OEMs strategies for labor relations in international subsidiaries: Could transborder labor arrangements and standards outweigh national idiosyncrasies?

Type de publication:

Conference Paper


Gerpisa colloquium, Bordeaux (2024)


This study raises the question of whether do remain national origin differences in the way OEMs conduct their labor relations strategies in countries where they relocate and operate subsidiaries. As is well known, this is part of a classic questioning and analysis in the literature of international human resource management, business strategies, and national cultures.

The EPRG model - about the ethnocentric, polycentric, regio-centric and geocentric strategies - of multinational corporations (MNCs) to expand globally, was originally developed by Perlmutter (1969) and Wind et al. (1973). The essence of the EPRG model refers to the different strategies that firms follow to relate to and in the jurisdictions (nations and/or localities) in which they expand.

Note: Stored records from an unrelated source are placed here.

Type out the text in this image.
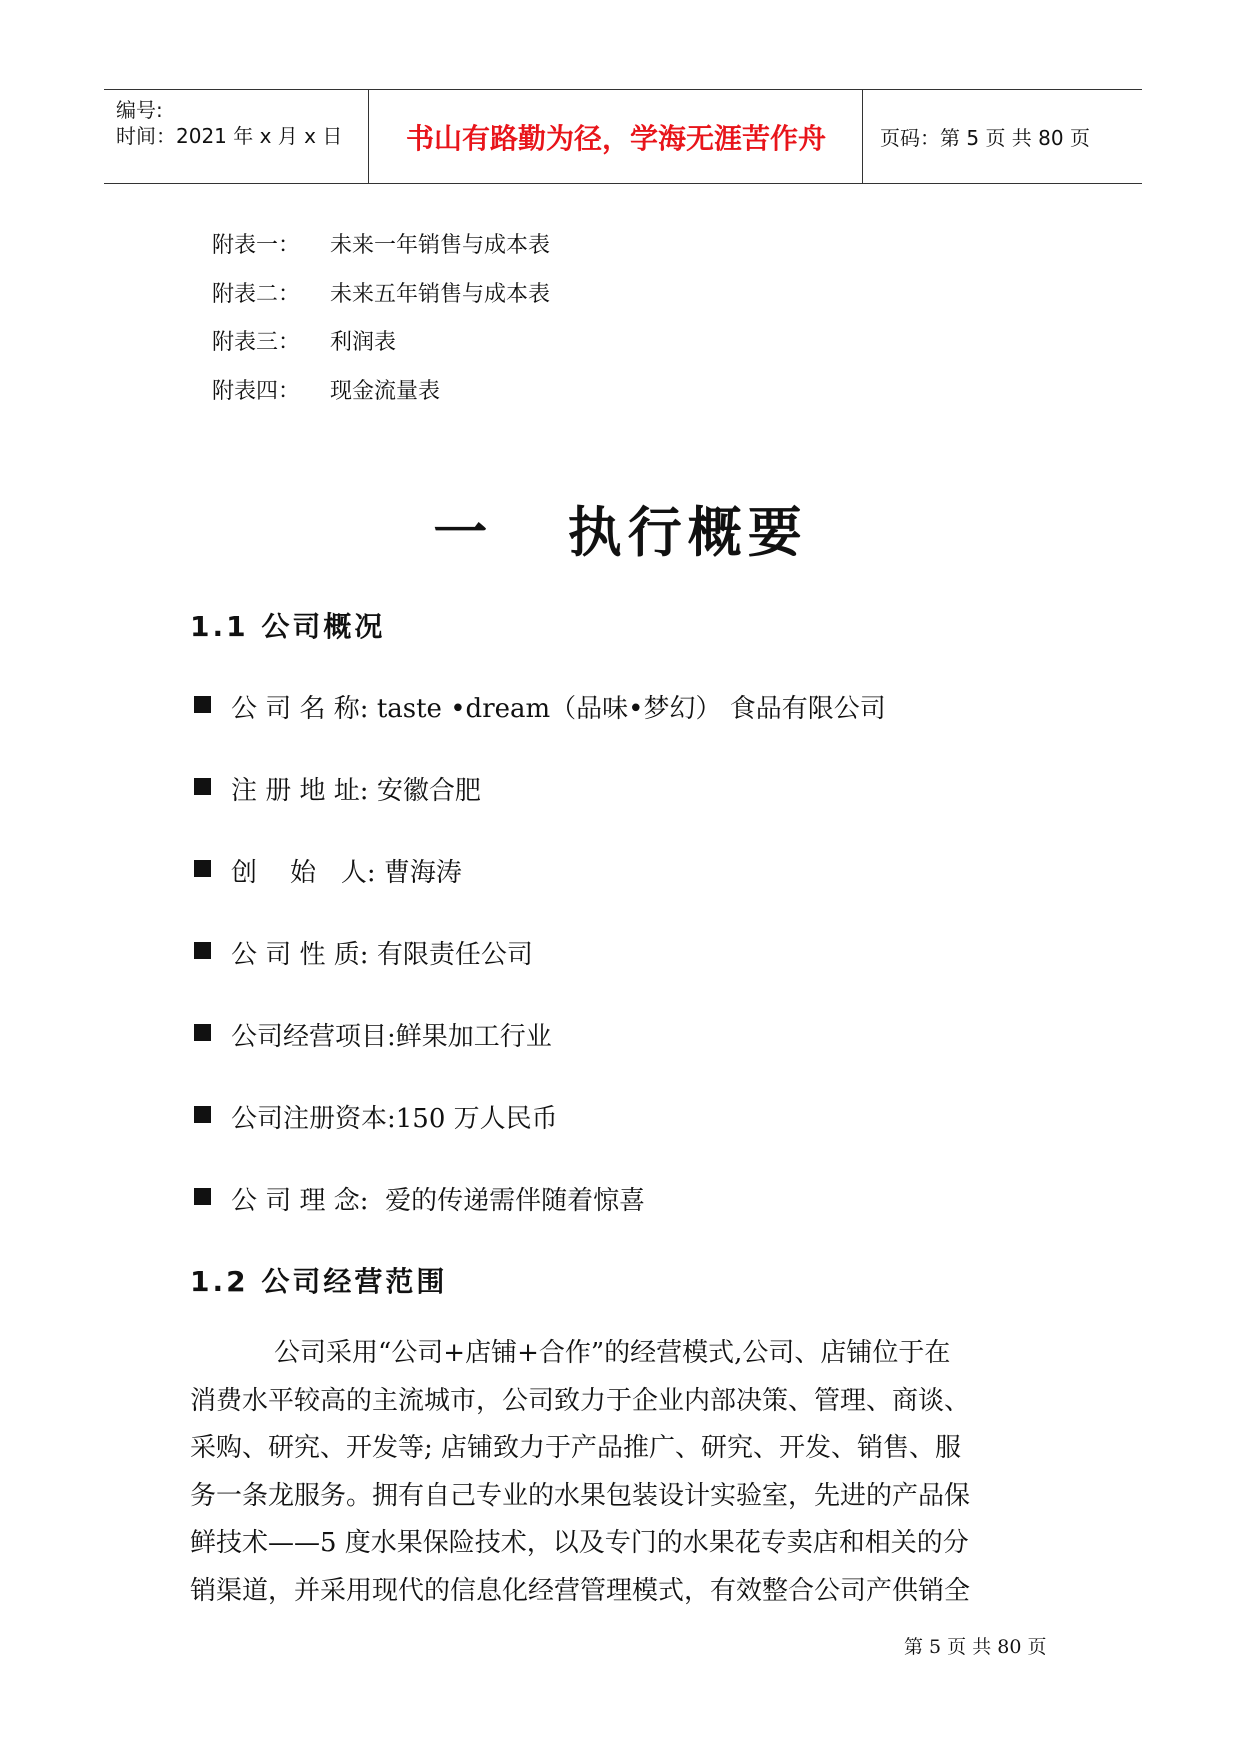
编号:
时间：2021 年 x 月 x 日 书山有路勤为径，学海无涯苦作舟	页码：第 5 页 共 80 页
附表一： 未来一年销售与成本表
附表二： 未来五年销售与成本表
附表三： 利润表
附表四： 现金流量表
一   执行概要
1.1 公司概况
公 司 名 称: taste •dream（品味•梦幻） 食品有限公司
注 册 地 址: 安徽合肥
创    始   人: 曹海涛
公 司 性 质: 有限责任公司
公司经营项目:鲜果加工行业
公司注册资本:150 万人民币
公 司 理 念:  爱的传递需伴随着惊喜
1.2 公司经营范围
公司采用“公司+店铺+合作”的经营模式,公司、店铺位于在
消费水平较高的主流城市，公司致力于企业内部决策、管理、商谈、
采购、研究、开发等; 店铺致力于产品推广、研究、开发、销售、服
务一条龙服务。拥有自己专业的水果包装设计实验室，先进的产品保
鲜技术——5 度水果保险技术，以及专门的水果花专卖店和相关的分
销渠道，并采用现代的信息化经营管理模式，有效整合公司产供销全
第 5 页 共 80 页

Half a century after corporate evolution and academic studies, the greatest learning is that the coordinates are conditioned by a set of tensions. Of these tensions, the most important is the need of firms to deploy a global strategy, on the one hand, versus the need for firms to design strategies that ensure their ability to respond to the local/national environmental demands of each border they are getting in.

It is what specialized literature describes as the relationship/tension between the degree of cohesion or international congruence of the business strategy (internal fit) and the flexibility or capacity to respond to local environments, starting with what is related to human resources and labor relations (external fit or adaptive flexibility) (Milliman et al., 1991). An abundant literature on international human resource management & labor relations (IHRM&LR), organizational strategies and national cultures (Hofstede, 1984, 2010-2020; Paik & Teagarden, 1995, Milliman, 2010; Norris & Inglehart, 2019; Inglehart, 2018 ; among others) proposes that business and human resource management strategies are culturally and contextually conditioned.

In the end, the traditional-classical way in which MNCs resolved these tensions is under the premise that while the business strategy is global, human resources and labor relations strategies are resolved at the local levels – adhering to laws, institutions and instituted employment and labor practices.

The question is how automotive OEMs are going to resolve – or are resolving – this tension today when a new wave of international labor standards and arrangements are underway coupled with a new wave of labor upsurge (Bensusán, 2024).  For instance, US and European OEMS must now act considering the labor mechanisms and arrangements incorporated in the USMCA and the European due diligence process, respectively. Mexico and its automotive industry offer a unique geography to study these evolutions since the operation of both mechanisms and labor arrangements are taking place there.

In this paper we focus on the labor relations that have been established in the last five years in five OEMs from both continents. I.e., Ford, GM, Stellantis, VW and Audi. In order to extend the comparative focus, Toyota, Nissan and Hyundai are also studied. Labor relations are analyzed through three dimensions: Freedom of association and collective bargaining, wages, and working conditions.

The working hypothesis is that the IHRM&LR coordinates are moving towards a new axis. This is the axe made up of the transboundary of human-labor and environmental arrangements. Eventually, this could transform the rules of the game in the relationships between capital and labor established between OEMs and subsidiaries.